Given: Cost of blouse = GHC 14

           Cost of skirt = GHC 16

           Cost of dress = GHC 25

           Cost of pantyhose = GHC 3 for 2 pairs

           Cost of socks = GHC 7

To Find: Total cost of 2 skirts, 1 dress and 4 pairs of pantyhose when there is 20% off on the price of skirts.

Solution:

• In this question, we will simply find out the final cost of the lady's purchases by adding their price.
• In the case of skirts, first we will find cost after reducing 20% of initial cost.

                 Initial cost of skirt = GHC 16

                 Sale on skirts = 20%

                  ⇒ 20% of 16 = $\frac{20}{100}$ × 16

                 ⇒ GHC 3.2

∴ Final cost of skirts = 16 - 3.2 =  GHC 12.8              

So cost of 2 skirts = 12.8 × 2 = GHC 25.6             (1)

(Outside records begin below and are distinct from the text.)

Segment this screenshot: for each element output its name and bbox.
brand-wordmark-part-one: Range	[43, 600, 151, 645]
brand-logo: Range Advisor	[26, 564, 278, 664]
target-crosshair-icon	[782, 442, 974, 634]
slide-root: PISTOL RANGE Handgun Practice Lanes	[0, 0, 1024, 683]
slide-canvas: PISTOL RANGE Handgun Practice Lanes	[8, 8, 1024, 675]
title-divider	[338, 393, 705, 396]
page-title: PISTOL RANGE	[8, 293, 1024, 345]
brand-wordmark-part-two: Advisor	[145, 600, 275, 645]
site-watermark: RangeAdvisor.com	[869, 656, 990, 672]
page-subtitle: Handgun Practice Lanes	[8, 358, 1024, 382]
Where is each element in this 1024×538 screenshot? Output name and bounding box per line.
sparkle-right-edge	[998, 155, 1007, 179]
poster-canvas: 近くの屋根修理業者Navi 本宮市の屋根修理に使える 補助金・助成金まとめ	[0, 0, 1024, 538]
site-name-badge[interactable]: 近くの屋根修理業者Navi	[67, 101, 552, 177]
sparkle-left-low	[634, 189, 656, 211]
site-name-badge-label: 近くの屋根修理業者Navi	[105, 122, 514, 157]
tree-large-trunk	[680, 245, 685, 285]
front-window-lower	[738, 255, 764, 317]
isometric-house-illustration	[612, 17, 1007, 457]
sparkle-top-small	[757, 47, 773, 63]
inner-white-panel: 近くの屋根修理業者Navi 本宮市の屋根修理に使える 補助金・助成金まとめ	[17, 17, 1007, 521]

• Cost of 1 dress = GHC 25                            (2)
• Cost of 2 pairs of pantyhose = GHC 3

              ∴ Cost of 4 pairs of pantyhose = $\frac{3}{2}$ × 4    (applying unitary method)

                 Final cost of pantyhose = GHC 6            (3)

∴ Final cost of all purchases = (1) + (2) + (3)

                                               ⇒ 25.6 + 25 + 6

                                               ⇒GHC 56.6

Hence the lady will have to pay GHC 56.6.